Risparmia denaro ed energia con un soffione a risparmio idrico che utilizza il 40% in meno di acqua.  

  1. Di’ no a cannucce e sacchetti di plastica 

I soli sacchetti per la spesa contribuiscono in maniera non insignificante agli 8 milioni di tonnellate di plastica scaricate nell’oceano ogni anno. Anche le cannucce di plastica, che si trovano ogni giorno buttate sulle spiagge riempiono le nostre discariche, danneggiano la nostra fauna selvatica e possono impiegare un’intera vita prima di scomporsi. Ricordati sempre di dire “no borsa per favore” nei supermercati e altri negozi e “no cannucce per favore” nei bar e ristoranti. 

  1. Acquistiamo cibo italiano 

Non facciamoci tentare dallo snack internazionale di turno. Quando acquistiamo merci importate, contribuiamo a produrre la parte maggiore dell’inquinamento che causa il cambiamento climatico. Acquistare prodotti italiani o addirittura a chilometri zero fa bene all’ambiente, alla salute e ai produttori.  

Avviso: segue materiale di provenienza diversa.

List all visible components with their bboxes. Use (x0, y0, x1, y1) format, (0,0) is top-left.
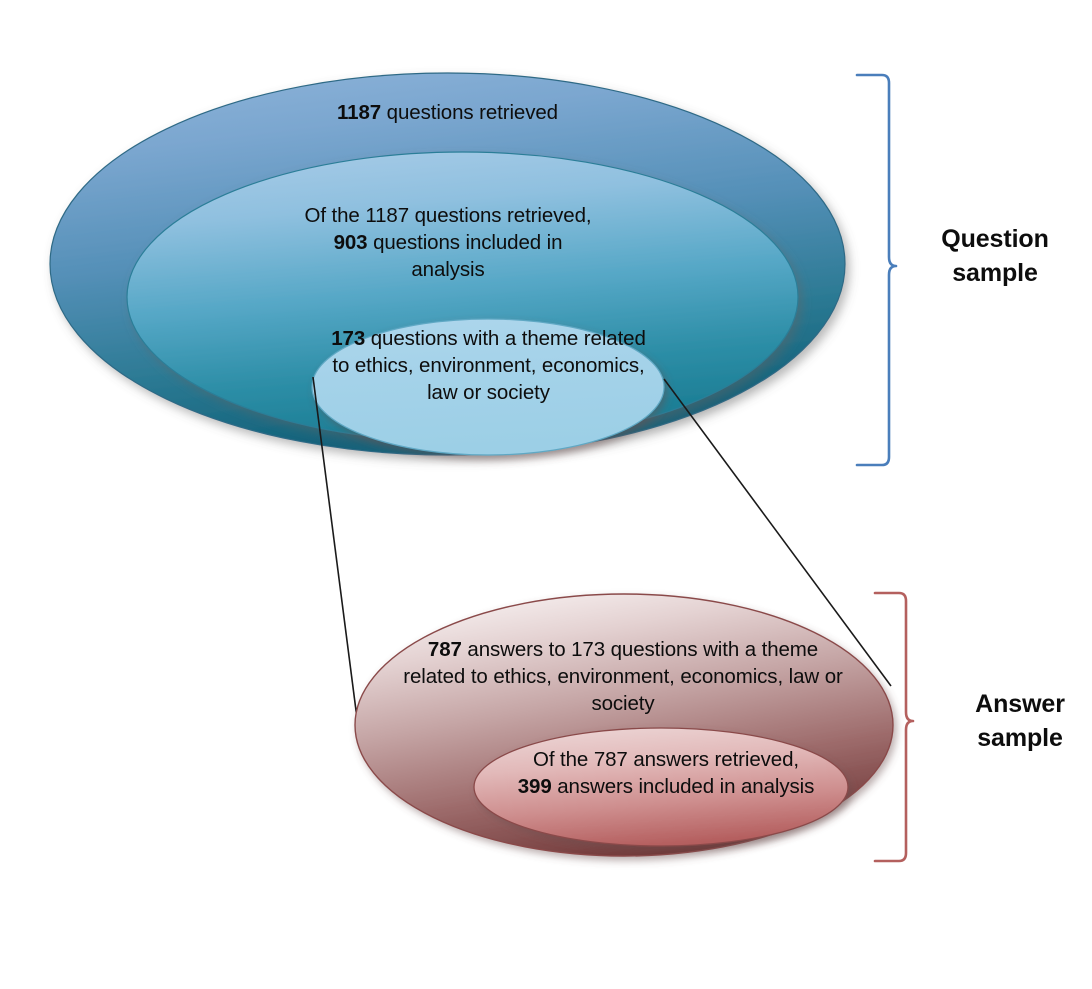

  1.  Cammina, vai in bicicletta e usa i mezzi pubblici quando possibile 

Camminare e andare in bicicletta fa bene alla salute e alla salute dell’ambiente. Pensa se ti è possibile camminare o andare in bicicletta al lavoro: risparmi i costi della palestra e riduci le emissioni di carbonio parte della tua giornata. Se nessuna di queste opzioni è praticabile, usa i mezzi pubblici o informati sul carpooling nella tua zona 

  1. Scopri di più sull’illuminazione a risparmio energetico. 

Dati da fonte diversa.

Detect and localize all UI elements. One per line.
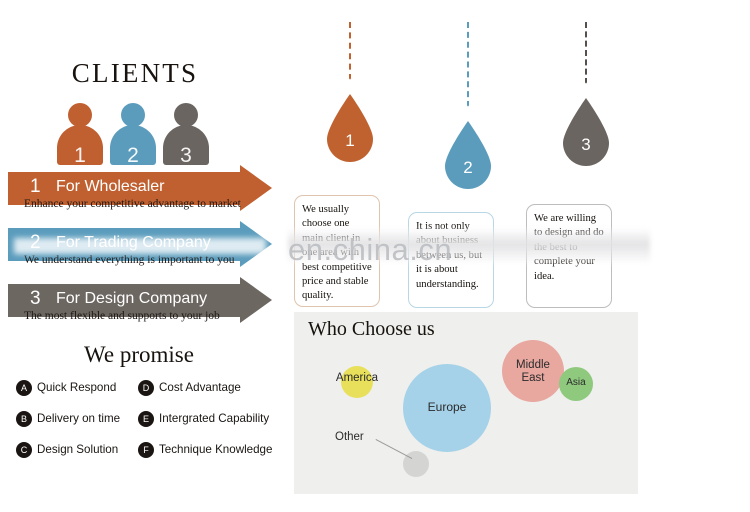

I diodi a emissione di luce (LED) e le lampade fluorescenti compatte (CFL) ti costeranno molto meno  per funzionare rispetto alle lampade alogene e altre luci a incandescenza. Le lampade fluorescenti  compatte a risparmio energetico possono durare fino a dieci volte di più rispetto a quelle tradizionali. La luce di queste lampadine emette una luce brillante come le tue vecchie lampadine, risparmiando denaro. 

  1. Usa meno carta 

Riduci il disordine di carta in casa e salva alcuni alberi eliminando la carta. Quasi tutto, dalla bolletta del telefono all’estratto conto della carta di credito, può essere visualizzato online. Contatta le tue  banche, i fornitori di servizi pubblici e altri fornitori di servizi per eliminare la carta. E già che ci sei, passa alla carta igienica riciclata.